Although Tabu feels like an adaptation of a literary work by a Latin author such as Gabriel Garcia Marquez  Miguel Gomes’ film, whose title acknowledges its indebtedness to F. W. Murnau’s 1931 silent film Tabu: A Story of the South Seas, was co-written by him with Mariana Ricardo. Divided into two stylistically different halves that are preceded by a short prologue, whilst the narrative is clear enough, it is the mood of haunting melancholy that carries the film more so than the story itself with the black-and-white cinematography by Rui Poças doing much to give it its suspended, dream-like mood.

The film opens in a slightly surreal fashion with a voiced-overed account of a “poor and sad” Portuguese explorer doggedly trekking his way through the wilds of Africa mourning his dead wife and eventually throwing himself into a crocodile-infested river.  The film then switches its point of view to reveal that what we have seen is a film watched by Pilar (Teresa Madruga), a middle-aged single woman living in modern Lisbon.

And so begins Part One of the film, “Paradise Lost” which tells the story of Pilar and her aged neighbour, Aurora (Laura Soveral). who has a vexed relationship with her black housemaid and carer, Santa (Isabel Cardoso) who she periodically accuses of being a practitioner of witchcraft.  Eventually Aurora dies and in trying to find her family Pilar meets Ventura (Henrique Espírito Santo) who tells her the story of Aurora’s life in Africa and his adulterous relationship with her. This constitutes “Paradise“, the second part of the film which is shot on 16mm film stock, has no dialogue at all only ambient sounds, is entirely narrated by Ventura and follows an anecdotal path as Ventura describes his affair with Aurora, making occasional detours to recount his role in a covers band, something which allows Gomes to give multiple airings to the Ronettes’ ‘Be My Baby’.

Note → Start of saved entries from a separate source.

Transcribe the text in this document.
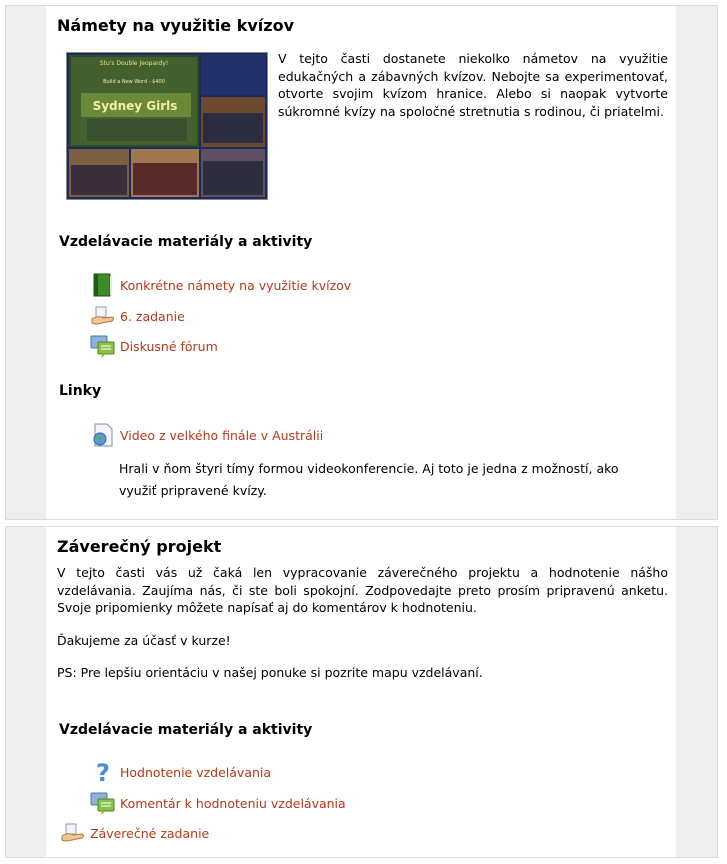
Námety na využitie kvízov
Stu's Double Jeopardy!
Build a New Word - $400
Sydney Girls

V tejto časti dostanete niekolko námetov na využitie edukačných a zábavných kvízov. Nebojte sa experimentovať, otvorte svojim kvízom hranice. Alebo si naopak vytvorte súkromné kvízy na spoločné stretnutia s rodinou, či priatelmi.

Vzdelávacie materiály a aktivity
Konkrétne námety na využitie kvízov
6. zadanie
Diskusné fórum
Linky
Video z velkého finále v Austrálii

Hrali v ňom štyri tímy formou videokonferencie. Aj toto je jedna z možností, ako využiť pripravené kvízy.

Záverečný projekt

V tejto časti vás už čaká len vypracovanie záverečného projektu a hodnotenie nášho vzdelávania. Zaujíma nás, či ste boli spokojní. Zodpovedajte preto prosím pripravenú anketu. Svoje pripomienky môžete napísať aj do komentárov k hodnoteniu.

Ďakujeme za účasť v kurze!

PS: Pre lepšiu orientáciu v našej ponuke si pozrite mapu vzdelávaní.

Vzdelávacie materiály a aktivity
? Hodnotenie vzdelávania
Komentár k hodnoteniu vzdelávania
Záverečné zadanie
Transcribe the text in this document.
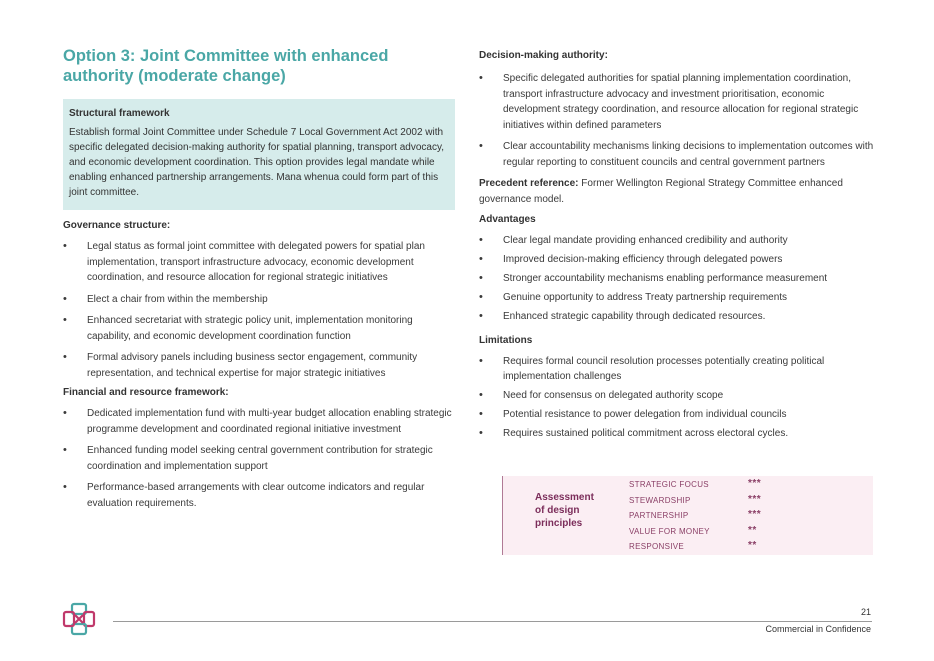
Option 3: Joint Committee with enhanced authority (moderate change)
Structural framework
Establish formal Joint Committee under Schedule 7 Local Government Act 2002 with specific delegated decision-making authority for spatial planning, transport advocacy, and economic development coordination. This option provides legal mandate while enabling enhanced partnership arrangements. Mana whenua could form part of this joint committee.
Governance structure:
• Legal status as formal joint committee with delegated powers for spatial plan implementation, transport infrastructure advocacy, economic development coordination, and resource allocation for regional strategic initiatives
• Elect a chair from within the membership
• Enhanced secretariat with strategic policy unit, implementation monitoring capability, and economic development coordination function
• Formal advisory panels including business sector engagement, community representation, and technical expertise for major strategic initiatives
Financial and resource framework:
• Dedicated implementation fund with multi-year budget allocation enabling strategic programme development and coordinated regional initiative investment
• Enhanced funding model seeking central government contribution for strategic coordination and implementation support
• Performance-based arrangements with clear outcome indicators and regular evaluation requirements.
Decision-making authority:
• Specific delegated authorities for spatial planning implementation coordination, transport infrastructure advocacy and investment prioritisation, economic development strategy coordination, and resource allocation for regional strategic initiatives within defined parameters
• Clear accountability mechanisms linking decisions to implementation outcomes with regular reporting to constituent councils and central government partners

Precedent reference: Former Wellington Regional Strategy Committee enhanced governance model.

Advantages
• Clear legal mandate providing enhanced credibility and authority
• Improved decision-making efficiency through delegated powers
• Stronger accountability mechanisms enabling performance measurement
• Genuine opportunity to address Treaty partnership requirements
• Enhanced strategic capability through dedicated resources.
Limitations
• Requires formal council resolution processes potentially creating political implementation challenges
• Need for consensus on delegated authority scope
• Potential resistance to power delegation from individual councils
• Requires sustained political commitment across electoral cycles.
Assessment of design principles
STRATEGIC FOCUS	***
STEWARDSHIP	***
PARTNERSHIP	***
VALUE FOR MONEY	**
RESPONSIVE	**
21
Commercial in Confidence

On release the film was widely criticized for circumventing Portugal’s colonial past which apparently was particularly cruel.  Certainly nothing of this seen here but this is evidently an artistic choice rather than an oversight. In the broadest sense Tabu is about Aurora's life - from young woman in love to lonely old age. That she is also a privileged member of a white elite who unquestioningly takes for granted the assumptions of her class, one that was doomed to perish in her lifetime, seems clear enough even if this is not presented as a politically-correct tract.